This past week on Instagram I’ve been sharing images of what I’m calling nature’s Halloween. While people in my neighborhood are staging ghastly scenes in their front yards, I’m seeing both the stark beauty and the raw death and destruction that is revealed in nature all around us if we simply pay attention.
Neighborhood Halloween displays also pale in comparison with the frightening realities taking place in our world. Global warming is frightening (and very real). Changing weather patterns have brought terrifying hurricanes and devastating floods and destruction along the coastlands of North America, while wildfires are frightening those of us who dwell in the tinder-dry American West.
Both this summer and last, I traveled to places in Colorado that had been devastated by fire. Nature’s Halloween includes these blackened graveyards where the only haunting indicators of all the life that perished here are pine skeletons and blackened earth.

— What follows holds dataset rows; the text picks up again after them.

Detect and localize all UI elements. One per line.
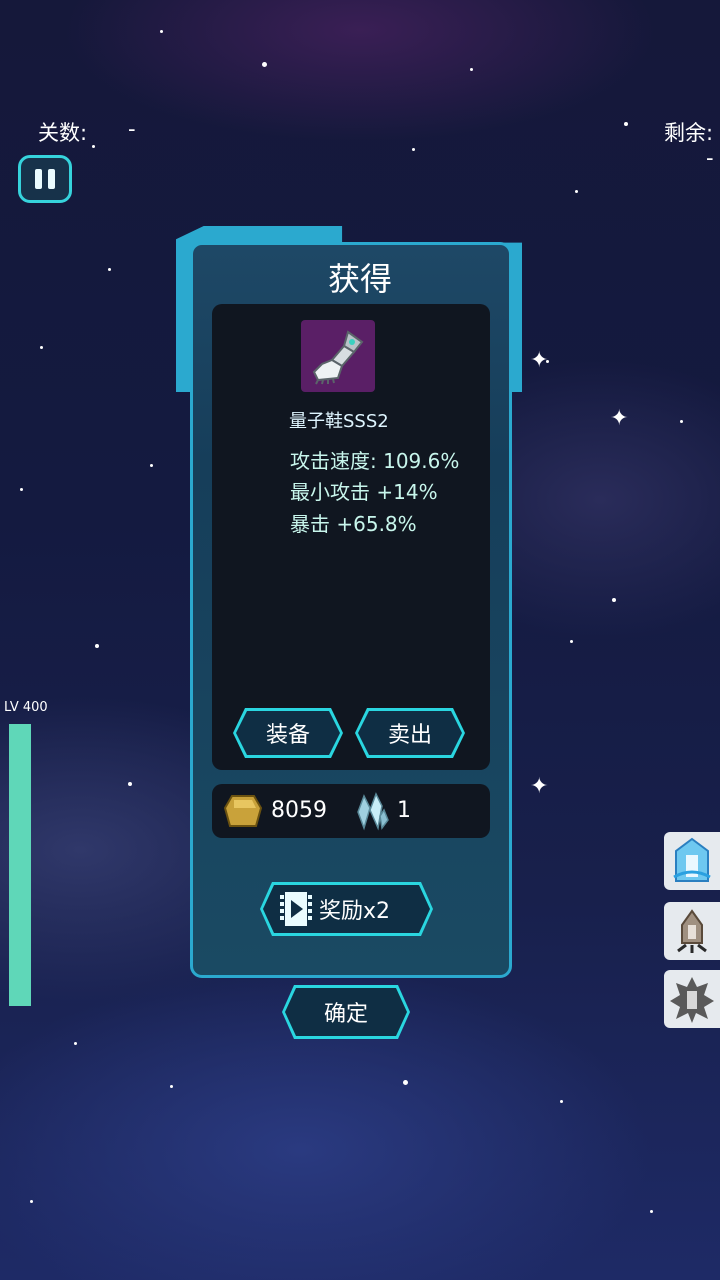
dialog-title: 获得 bbox=[327, 260, 392, 298]
reward-double-button[interactable]: 奖励x2 bbox=[260, 882, 433, 936]
equip-button[interactable]: 装备 bbox=[233, 708, 343, 758]
stat-attack-speed: 攻击速度: 109.6% bbox=[290, 449, 460, 473]
stat-critical: 暴击 +65.8% bbox=[290, 512, 417, 536]
stat-min-attack: 最小攻击 +14% bbox=[290, 480, 438, 504]
skill-rocket-button[interactable] bbox=[664, 902, 720, 960]
level-progress-bar bbox=[9, 724, 31, 1006]
remaining-value: - bbox=[706, 146, 714, 170]
sell-button[interactable]: 卖出 bbox=[355, 708, 465, 758]
reward-double-label: 奖励x2 bbox=[319, 899, 391, 924]
gold-value: 8059 bbox=[271, 798, 327, 823]
skill-explosion-icon bbox=[670, 977, 714, 1023]
gauntlet-icon bbox=[312, 330, 364, 385]
level-progress-fill bbox=[9, 724, 31, 1006]
level-value: - bbox=[128, 117, 136, 141]
lv-label: LV 400 bbox=[4, 700, 48, 715]
pause-icon bbox=[35, 169, 42, 189]
skill-rocket-icon bbox=[677, 909, 707, 953]
equip-button-label: 装备 bbox=[236, 711, 340, 755]
item-name: 量子鞋SSS2 bbox=[289, 411, 389, 432]
skill-shield-icon bbox=[673, 837, 711, 882]
remaining-label: 剩余: bbox=[664, 121, 714, 145]
level-label: 关数: bbox=[38, 121, 88, 145]
pause-button[interactable] bbox=[18, 155, 72, 203]
sell-button-label: 卖出 bbox=[358, 711, 462, 755]
crystal-icon bbox=[357, 792, 389, 831]
video-play-icon bbox=[277, 890, 315, 928]
skill-explosion-button[interactable] bbox=[664, 970, 720, 1028]
confirm-button[interactable]: 确定 bbox=[282, 985, 410, 1039]
crystal-value: 1 bbox=[397, 798, 411, 823]
skill-shield-button[interactable] bbox=[664, 832, 720, 890]
gold-nugget-icon bbox=[224, 795, 262, 827]
confirm-button-label: 确定 bbox=[285, 988, 407, 1036]
item-icon-frame bbox=[301, 320, 375, 392]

What do you think it will take for us to pay as much attention to the state of “this fragile earth, our island home” (as Eucharistic Prayer C in the Episcopal Book of Common Prayer so eloquently reminds us) as we do to our Halloween and Christmas decorations? What will get us to look beyond what divides us politically to the frightening future that ought to unify us? How can we be working together to change the way we live so that future generations can simply have the opportunity to thrive here?
I don’t have a lot of answers, but I know, for me, it begins by approaching the world with love. Many of us are understandably frightened, and my goal is to engage everyone I meet with compassion, as another of God’s beloved children—frail, and imperfect, and sometimes frightening as we are. As I noted last week, we Christians are all equipped and called to be mystics. We can listen to the Holy Spirit, speaking in and through us, to do our part in making the world a less terrifying place.
What frightens you most this Halloween? How is the Holy Spirit calling you to respond?